Washington, November 2 (ANI): Variation in words may help early readers learn better, a new study has indicated.Many educators have long believed that when words differ on only one sound, early readers can learn the rules of phonics by focusing on what is different between the words. This is thought to be a critical gateway to reading words and sentences.
But scientists at the University of Iowa are turning that thinking on its head.
A recent study shows that certain kinds of variation in words may help early readers learn better.
When children see the same phonics regularities, embedded in words with more variation, they may learn these crucial early reading skills better.
What might appear to make learning a more difficult task - learning about letter-sound relationships from words with more variation - actually leads to better learning.
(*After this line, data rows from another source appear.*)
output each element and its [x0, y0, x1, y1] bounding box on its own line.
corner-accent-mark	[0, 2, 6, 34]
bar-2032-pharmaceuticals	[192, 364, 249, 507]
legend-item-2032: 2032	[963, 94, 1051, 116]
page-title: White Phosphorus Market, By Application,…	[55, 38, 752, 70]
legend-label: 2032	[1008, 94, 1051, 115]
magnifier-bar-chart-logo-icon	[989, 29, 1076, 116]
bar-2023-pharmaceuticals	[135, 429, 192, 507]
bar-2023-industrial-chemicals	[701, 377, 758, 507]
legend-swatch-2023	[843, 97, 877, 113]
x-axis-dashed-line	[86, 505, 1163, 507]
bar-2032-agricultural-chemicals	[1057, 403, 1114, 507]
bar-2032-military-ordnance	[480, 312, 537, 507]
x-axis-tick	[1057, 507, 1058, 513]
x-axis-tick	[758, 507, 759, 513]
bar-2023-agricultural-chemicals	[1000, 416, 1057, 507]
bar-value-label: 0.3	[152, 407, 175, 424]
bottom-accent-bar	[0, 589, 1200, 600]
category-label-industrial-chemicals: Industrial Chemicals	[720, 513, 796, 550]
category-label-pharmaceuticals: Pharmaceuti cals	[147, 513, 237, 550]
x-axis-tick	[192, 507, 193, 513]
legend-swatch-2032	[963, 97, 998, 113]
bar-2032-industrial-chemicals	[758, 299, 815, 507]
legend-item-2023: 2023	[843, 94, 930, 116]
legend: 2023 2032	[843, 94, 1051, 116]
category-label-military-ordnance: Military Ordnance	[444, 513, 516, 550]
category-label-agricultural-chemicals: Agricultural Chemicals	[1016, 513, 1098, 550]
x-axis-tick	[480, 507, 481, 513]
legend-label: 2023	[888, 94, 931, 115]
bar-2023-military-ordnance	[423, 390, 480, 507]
Doctoral student Keith Apfelbaum and associate professors Bob McMurray and Eliot Hazeltine of the Department of Psychology in the UI College of Liberal Arts and Sciences (CLAS) studied 224 first-grade students in the West Des Moines, Iowa school system over a period of three months. The group used a version of an online supplementary curriculum called Access Code.
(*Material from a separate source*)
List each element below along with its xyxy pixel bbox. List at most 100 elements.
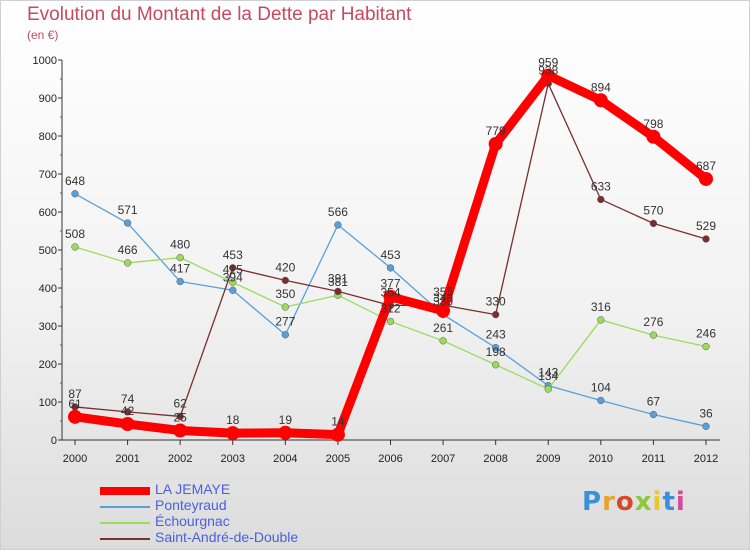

Access Code was developed by Foundations in Learning, a company founded by Carolyn Brown and Jerry Zimmermann.
Brown and Zimmermann earned their doctorates from and are now adjunct faculty in the Department of Communication Sciences and Disorders, also in CLAS.
Based on the Varied Practice Model, which helps children master early reading skills like phonics, the research team used Access Code to conduct the study directly in the classroom.
During the study, one group of students learned using lists of words with a small, less variable set of consonants, such as maid, mad, paid, and pad. This is close to traditional phonics instruction, which uses similar words to help illustrate the rules and, presumably, simplify the problem for learners.
A second group of students learned using a list of words that was more variable, such as bait, sad, hair, and gap, but which embodied the same rules.
After three or four days of training on phonics skills, partaking in activities such as spelling and matching letters, the students from both groups were tested to see if they could read words that they had never seen before, read novel non-words, and apply their newly-learned skills to tasks they hadn't done before.